Just as too | Reviewer: Pearla Laura | 9/8/09
I am in the same boat as all the people who have commented this post. It has been 8 painful months since I let the man I fell hardest for get away, I met him as he worked on my home, we had one night of pure heaven, incredible talking, beautiful kissing and somehow he did it, got away and still remains deeply impressed in my heart. He is the one person I compare every man too, and noone seems to fill the gap he did. No one is yet to come close to him, and this song expresses rather well everything I want to say. I still don't know if he has someone else, but that thought kills me. I guess everyone has one, the one that got away. I feel for you all, it's the most painful experience.
i let him get away | Reviewer: Anonymous | 9/29/08
yeah, the same happened to me. met the guy of my dreams! he was definately the one...but i let him get away...it's been 6 months without him, and i know he was the one. i know it in my heart. I guess everyone has one that gets away. I'll always regret losing him. I'm 25 now it's going to be really hard to go on the rest of my life without him.

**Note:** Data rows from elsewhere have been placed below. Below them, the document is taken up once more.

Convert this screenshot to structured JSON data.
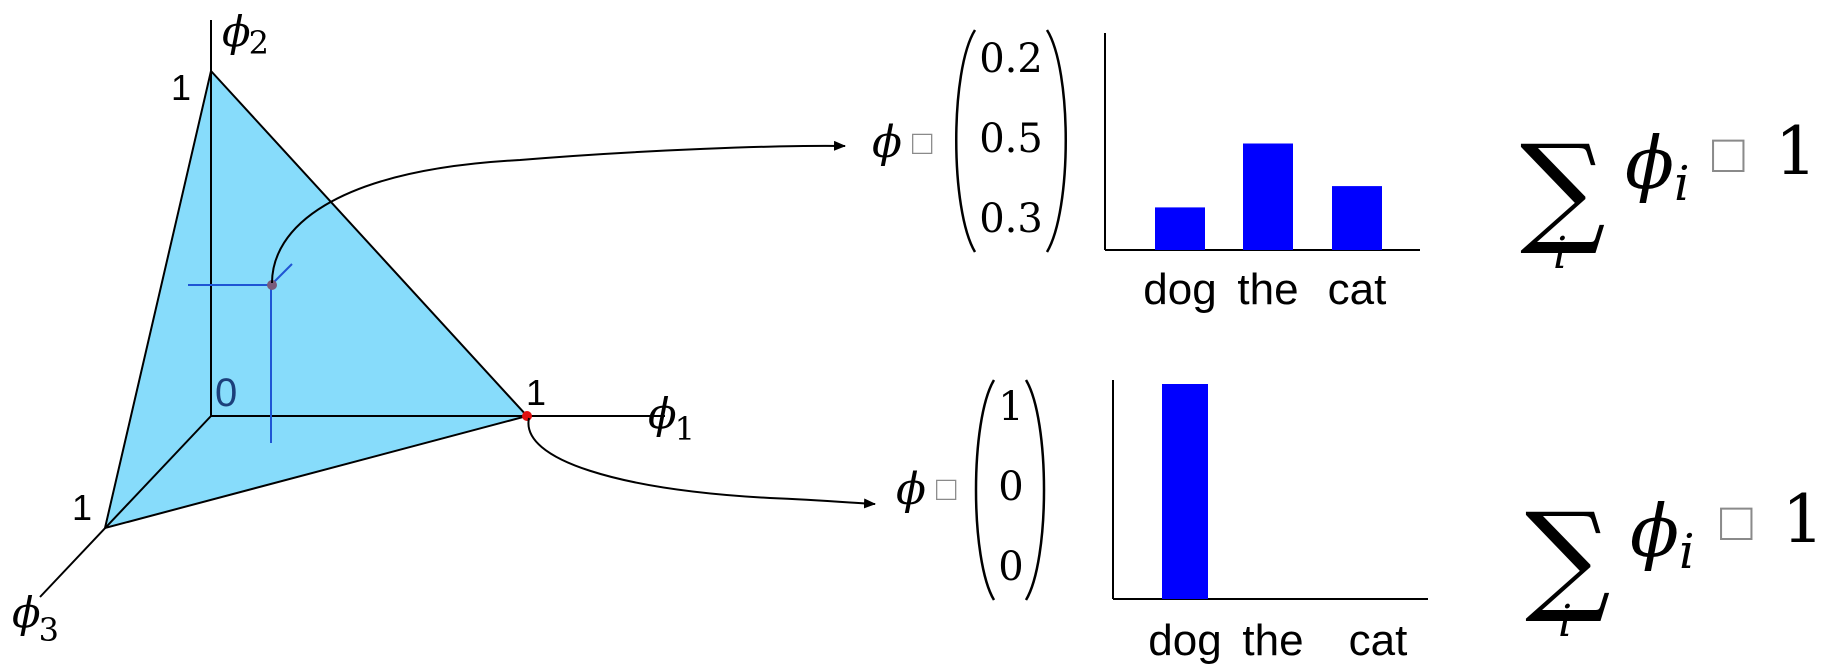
{
  "simplex": {
    "axis_phi1": "ϕ",
    "axis_phi1_sub": "1",
    "axis_phi2": "ϕ",
    "axis_phi2_sub": "2",
    "axis_phi3": "ϕ",
    "axis_phi3_sub": "3",
    "label_origin": "0",
    "label_one_phi1": "1",
    "label_one_phi2": "1",
    "label_one_phi3": "1",
    "fill_color": "#87dcfb",
    "guide_color": "#1f55d4",
    "point_color": "#7a5a7a",
    "vertex_point_color": "#e01010"
  },
  "top_example": {
    "phi_symbol": "ϕ",
    "equals_glyph": "□",
    "vector": [
      "0.2",
      "0.5",
      "0.3"
    ],
    "sum_symbol": "∑",
    "sum_index": "i",
    "sum_term": "ϕ",
    "sum_term_sub": "i",
    "sum_equals_glyph": "□",
    "sum_value": "1"
  },
  "bottom_example": {
    "phi_symbol": "ϕ",
    "equals_glyph": "□",
    "vector": [
      "1",
      "0",
      "0"
    ],
    "sum_symbol": "∑",
    "sum_index": "i",
    "sum_term": "ϕ",
    "sum_term_sub": "i",
    "sum_equals_glyph": "□",
    "sum_value": "1"
  },
  "chart_data": [
    {
      "type": "bar",
      "categories": [
        "dog",
        "the",
        "cat"
      ],
      "values": [
        0.2,
        0.5,
        0.3
      ],
      "ylim": [
        0,
        1
      ],
      "color": "#0000ff",
      "grid": false
    },
    {
      "type": "bar",
      "categories": [
        "dog",
        "the",
        "cat"
      ],
      "values": [
        1,
        0,
        0
      ],
      "ylim": [
        0,
        1
      ],
      "color": "#0000ff",
      "grid": false
    }
  ]
}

I can identify as well | Reviewer: Rachel Shaw | 8/28/08
8 years ago I was 18 and let the best thing that ever happened to me get away. I have been on a quest since that day to find someone to replace him and the love I had for him. 8 years later with another man and a baby, my heart still aches for my first true love. A part of me feels we were soulmates and destined to be together forever. It never happened.
Really connected with the lyrics...... | Reviewer: Ken Adams | 8/7/07
This same thing happened to me. I let the one, THE one, slip away. It's been six months and I can still remember every vivid detail. P!nk's song makes you want to laugh and feel happy and cry all at the same time.